Start-ups that were unable to pitch their projects for a month after the €7B EU innovation fund shut down its submissions platform with no prior warning can now go ahead
Start-ups can once again start applying for grants and equity funding from the European Innovation Council (EIC) Accelerator after a new submissions portal was set up for stage one of the process.
The EIC abruptly shut down the bespoke submission platform for its Accelerator start-up programme in June, citing “a contractual dispute” with the company that ran it.
That meant the EU SMEs Executive Agency, which manages the EIC, could not receive any new applications from start-ups for an entire month.
The new platform isn’t a permanent solution, as it only supports the first stage of the application process, in which start-ups submit a short form, slide deck and video pitch.
The second stage, in which companies that pass the first round are invited to put forward a much longer and more detailed proposal, has been transferred to the EU’s funding and tenders opportunities portal that is used to submit applications for most other programmes financed by the EU’s €95.5 billion Horizon Europe research fund.
In order to move the second stage over to the opportunities portal, the EIC has had to restructure its application forms to fit the traditional R&D grant proposal format, causing headaches for applicants just days before the June deadline for submissions to the Accelerator.
Custom made
The axed submissions platform was custom-made to support Horizon Europe’s €1 billion a year start-up funding scheme, but had few fans. Companies and grant writers complained about technical issues, the complexity of the form, and a lack of integration/interoperability with other widely used platforms.

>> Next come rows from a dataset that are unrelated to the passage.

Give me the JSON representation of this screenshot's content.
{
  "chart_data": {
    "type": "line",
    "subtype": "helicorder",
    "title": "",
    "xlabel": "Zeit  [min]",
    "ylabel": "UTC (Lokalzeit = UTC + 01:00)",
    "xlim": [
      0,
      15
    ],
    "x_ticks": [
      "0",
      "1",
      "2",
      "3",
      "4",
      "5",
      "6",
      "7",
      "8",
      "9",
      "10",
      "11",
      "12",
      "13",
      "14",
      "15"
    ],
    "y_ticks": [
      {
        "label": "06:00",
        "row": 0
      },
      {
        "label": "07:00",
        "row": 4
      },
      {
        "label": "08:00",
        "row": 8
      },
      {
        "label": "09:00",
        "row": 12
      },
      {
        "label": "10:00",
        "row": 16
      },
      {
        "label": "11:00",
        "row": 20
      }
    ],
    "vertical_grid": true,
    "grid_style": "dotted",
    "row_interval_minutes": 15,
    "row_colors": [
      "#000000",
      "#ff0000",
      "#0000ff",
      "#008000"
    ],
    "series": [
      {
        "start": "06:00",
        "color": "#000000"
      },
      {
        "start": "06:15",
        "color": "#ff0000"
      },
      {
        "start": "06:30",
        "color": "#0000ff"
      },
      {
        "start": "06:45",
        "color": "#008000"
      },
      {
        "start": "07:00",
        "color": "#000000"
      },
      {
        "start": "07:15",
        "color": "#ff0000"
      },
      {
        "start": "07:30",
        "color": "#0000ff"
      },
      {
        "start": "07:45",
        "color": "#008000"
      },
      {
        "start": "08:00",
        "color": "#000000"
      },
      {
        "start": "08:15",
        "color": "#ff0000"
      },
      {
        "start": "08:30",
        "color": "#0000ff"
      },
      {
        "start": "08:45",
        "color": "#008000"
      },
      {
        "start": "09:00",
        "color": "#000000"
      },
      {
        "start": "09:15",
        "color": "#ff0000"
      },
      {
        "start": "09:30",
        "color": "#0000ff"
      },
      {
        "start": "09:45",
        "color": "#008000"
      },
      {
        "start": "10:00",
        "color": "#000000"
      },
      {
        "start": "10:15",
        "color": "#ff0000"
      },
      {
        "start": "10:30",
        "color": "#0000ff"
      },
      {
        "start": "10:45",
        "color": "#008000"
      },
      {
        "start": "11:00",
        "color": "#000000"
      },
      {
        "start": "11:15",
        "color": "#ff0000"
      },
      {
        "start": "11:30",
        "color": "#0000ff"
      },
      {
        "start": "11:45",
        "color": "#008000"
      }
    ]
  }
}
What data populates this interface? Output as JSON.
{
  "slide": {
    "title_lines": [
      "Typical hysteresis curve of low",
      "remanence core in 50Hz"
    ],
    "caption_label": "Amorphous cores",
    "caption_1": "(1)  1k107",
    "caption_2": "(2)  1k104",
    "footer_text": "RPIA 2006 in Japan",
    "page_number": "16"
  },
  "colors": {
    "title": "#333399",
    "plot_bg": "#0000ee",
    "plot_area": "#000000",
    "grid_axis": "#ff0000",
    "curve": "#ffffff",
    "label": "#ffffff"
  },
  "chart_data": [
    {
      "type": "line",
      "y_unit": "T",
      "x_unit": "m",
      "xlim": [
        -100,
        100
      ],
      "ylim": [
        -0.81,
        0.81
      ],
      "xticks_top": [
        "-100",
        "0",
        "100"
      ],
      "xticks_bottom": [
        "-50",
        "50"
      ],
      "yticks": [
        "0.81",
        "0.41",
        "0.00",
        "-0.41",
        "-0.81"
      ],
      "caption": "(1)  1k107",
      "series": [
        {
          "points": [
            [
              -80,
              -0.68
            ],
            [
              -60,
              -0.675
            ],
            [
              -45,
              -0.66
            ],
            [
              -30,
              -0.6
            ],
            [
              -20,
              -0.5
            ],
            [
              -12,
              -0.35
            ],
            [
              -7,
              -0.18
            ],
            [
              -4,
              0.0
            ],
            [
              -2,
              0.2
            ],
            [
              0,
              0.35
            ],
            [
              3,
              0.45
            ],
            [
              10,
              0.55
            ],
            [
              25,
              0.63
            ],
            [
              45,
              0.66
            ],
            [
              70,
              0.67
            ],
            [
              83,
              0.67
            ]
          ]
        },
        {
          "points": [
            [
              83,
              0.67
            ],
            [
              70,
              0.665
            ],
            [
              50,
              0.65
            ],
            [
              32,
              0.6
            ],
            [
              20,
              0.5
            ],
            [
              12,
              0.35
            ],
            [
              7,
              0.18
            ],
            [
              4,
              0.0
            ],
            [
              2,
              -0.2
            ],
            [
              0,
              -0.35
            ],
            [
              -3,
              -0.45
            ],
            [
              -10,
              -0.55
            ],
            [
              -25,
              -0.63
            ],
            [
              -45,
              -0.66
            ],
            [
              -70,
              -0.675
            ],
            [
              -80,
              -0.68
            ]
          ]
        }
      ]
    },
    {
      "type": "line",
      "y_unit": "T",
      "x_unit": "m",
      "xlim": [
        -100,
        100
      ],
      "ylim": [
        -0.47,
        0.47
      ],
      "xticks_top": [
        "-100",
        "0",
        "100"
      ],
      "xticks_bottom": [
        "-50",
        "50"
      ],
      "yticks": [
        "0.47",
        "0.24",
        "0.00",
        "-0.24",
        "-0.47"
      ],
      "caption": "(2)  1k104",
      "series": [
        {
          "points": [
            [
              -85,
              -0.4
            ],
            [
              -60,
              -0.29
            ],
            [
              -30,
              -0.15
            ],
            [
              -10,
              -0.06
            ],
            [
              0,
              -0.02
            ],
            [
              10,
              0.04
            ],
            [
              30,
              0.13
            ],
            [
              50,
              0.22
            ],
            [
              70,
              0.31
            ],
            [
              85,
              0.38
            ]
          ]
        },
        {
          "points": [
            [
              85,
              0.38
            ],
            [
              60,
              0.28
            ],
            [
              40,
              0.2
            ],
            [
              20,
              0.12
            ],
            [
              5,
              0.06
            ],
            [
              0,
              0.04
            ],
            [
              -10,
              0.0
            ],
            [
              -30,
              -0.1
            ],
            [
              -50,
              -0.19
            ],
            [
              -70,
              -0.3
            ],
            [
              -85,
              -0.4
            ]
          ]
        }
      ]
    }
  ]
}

It was developed a French company The Innovation Loop, set up in 2017 by Marc Loher, a former research and innovation consultant, who previously worked for the Commission’s research directorate.
Last December, The Innovation Loop signed a contract, worth €8 million (potentially to be upped to €16 million), to continue developing and growing the platform. This is when it all went south. By February, the project was stalling and a suspension of the contract was allegedly requested by the Commission.
Sources in the Commission suggest internal politics and a power struggle between the Commission and the agency delivering the programme were to blame. But the Commission refuses to give an official account of what transpired as the dispute could lead to a legal battle over the suspended contract.